Liu noted that both companies share a vision of making Singapore a key hub for the next generation of digital finance, particularly as demand for tokenized assets and stablecoin-based payment infrastructure continues to increase across Asia.
Coinhako has spent more than a decade building retail and institutional crypto services throughout Southeast Asia, and the SBI partnership could significantly expand its regional reach.
Why the acquisition matters
The deal reflects a broader trend of traditional financial institutions increasing investments in regulated crypto infrastructure instead of launching entirely new platforms.
Singapore has emerged as one of the world’s most important digital asset jurisdictions thanks to its licensing framework under the Monetary Authority of Singapore. Rather than navigating the lengthy licensing process independently, SBI gains immediate access to an established platform operating under one of the region’s most respected regulatory regimes.

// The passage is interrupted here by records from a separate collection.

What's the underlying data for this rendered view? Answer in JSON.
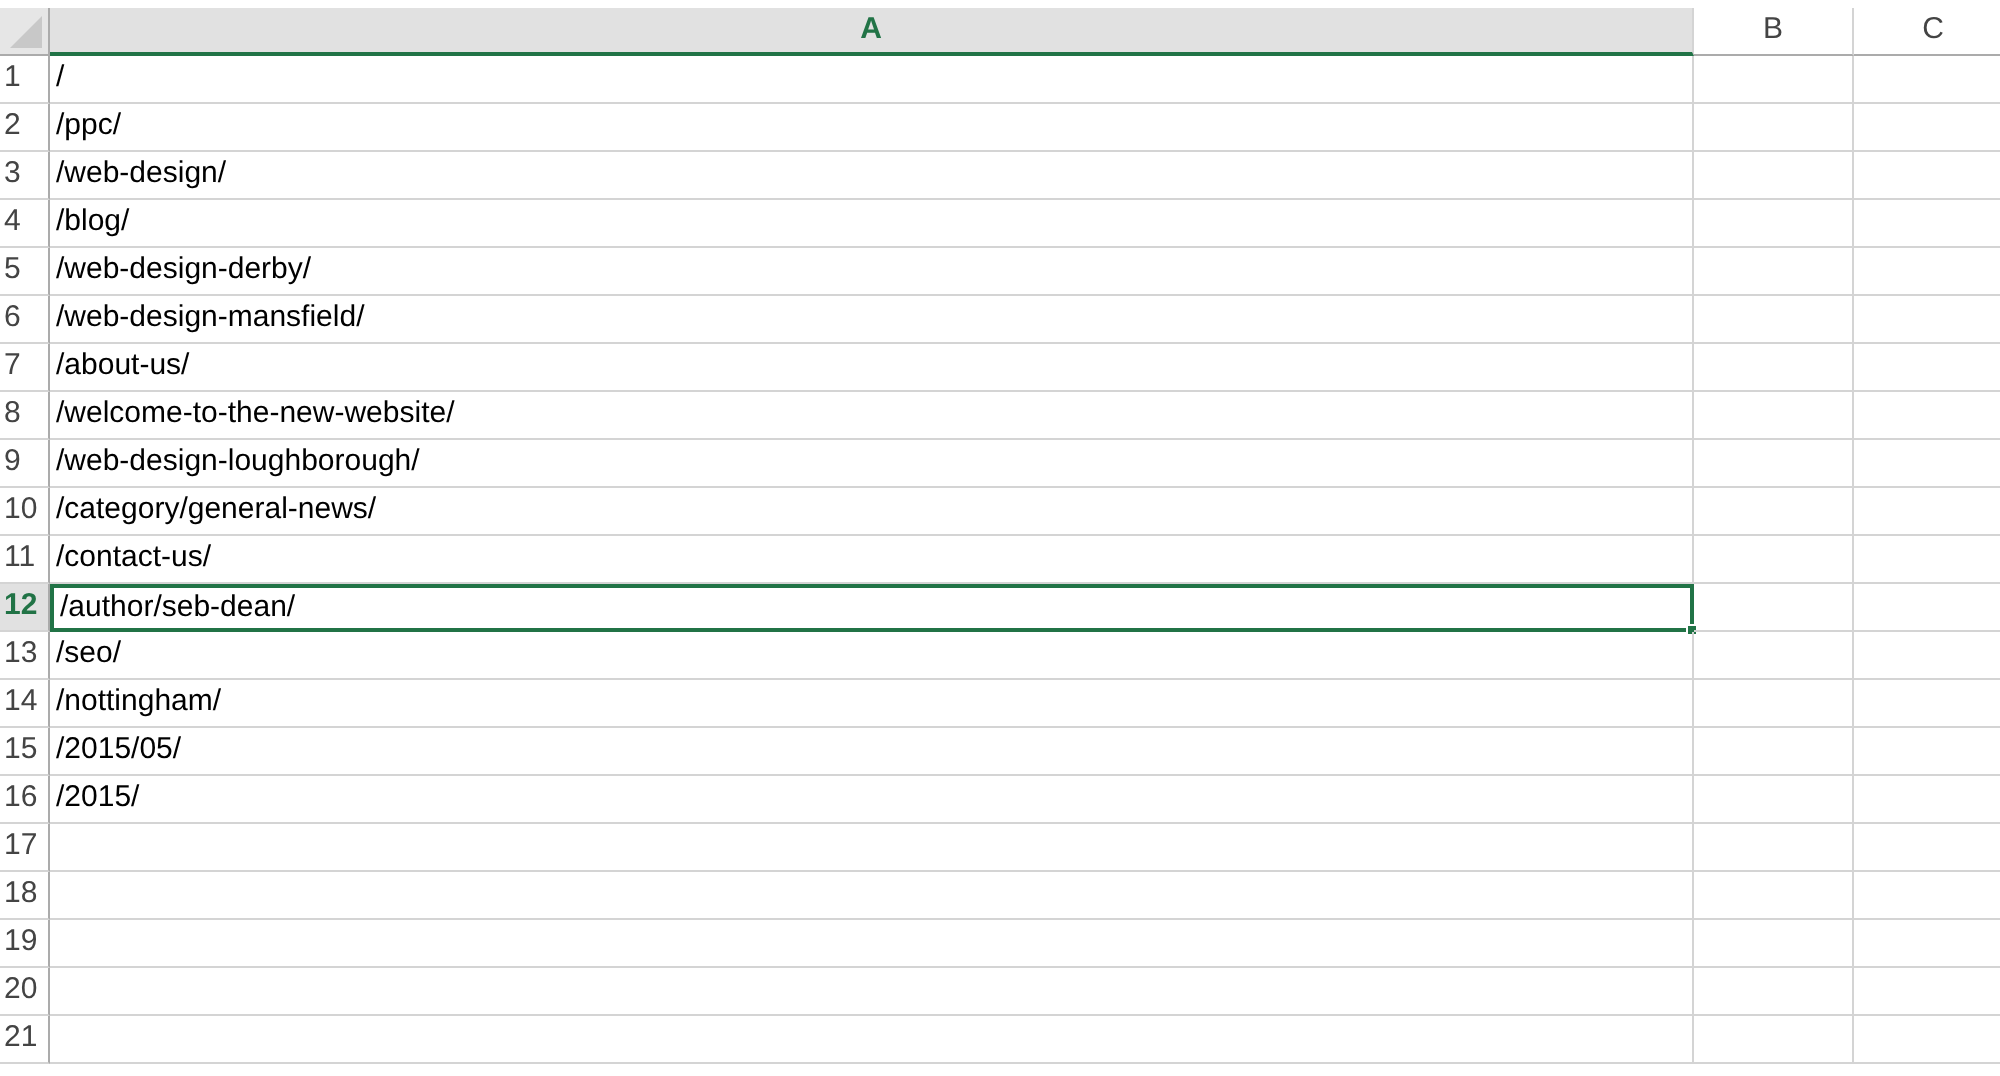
{
  "columns": [
    {
      "label": "A",
      "selected": true
    },
    {
      "label": "B",
      "selected": false
    },
    {
      "label": "C",
      "selected": false
    }
  ],
  "rows": [
    {
      "number": "1",
      "selected": false,
      "value": "/"
    },
    {
      "number": "2",
      "selected": false,
      "value": "/ppc/"
    },
    {
      "number": "3",
      "selected": false,
      "value": "/web-design/"
    },
    {
      "number": "4",
      "selected": false,
      "value": "/blog/"
    },
    {
      "number": "5",
      "selected": false,
      "value": "/web-design-derby/"
    },
    {
      "number": "6",
      "selected": false,
      "value": "/web-design-mansfield/"
    },
    {
      "number": "7",
      "selected": false,
      "value": "/about-us/"
    },
    {
      "number": "8",
      "selected": false,
      "value": "/welcome-to-the-new-website/"
    },
    {
      "number": "9",
      "selected": false,
      "value": "/web-design-loughborough/"
    },
    {
      "number": "10",
      "selected": false,
      "value": "/category/general-news/"
    },
    {
      "number": "11",
      "selected": false,
      "value": "/contact-us/"
    },
    {
      "number": "12",
      "selected": true,
      "value": "/author/seb-dean/"
    },
    {
      "number": "13",
      "selected": false,
      "value": "/seo/"
    },
    {
      "number": "14",
      "selected": false,
      "value": "/nottingham/"
    },
    {
      "number": "15",
      "selected": false,
      "value": "/2015/05/"
    },
    {
      "number": "16",
      "selected": false,
      "value": "/2015/"
    },
    {
      "number": "17",
      "selected": false
    },
    {
      "number": "18",
      "selected": false
    },
    {
      "number": "19",
      "selected": false
    },
    {
      "number": "20",
      "selected": false
    },
    {
      "number": "21",
      "selected": false
    }
  ]
}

The acquisition also strengthens competition among Asian financial groups racing to establish regulated digital asset ecosystems spanning exchanges, tokenization platforms, custody services, and stablecoin infrastructure.
As institutional adoption of blockchain technology continues to grow, regulated exchanges like Coinhako are increasingly becoming strategic assets for financial firms looking to bridge traditional finance with digital assets.
With Coinhako now operating as a consolidated subsidiary, SBI is expected to integrate the exchange into its broader digital asset ecosystem, potentially supporting future initiatives involving tokenized securities, cross-border payments, and stablecoin-based financial products.
While no immediate changes have been announced for Coinhako users, the acquisition signals SBI’s continued commitment to expanding its digital asset footprint beyond Japan and positioning itself as a major player in Asia’s evolving crypto economy.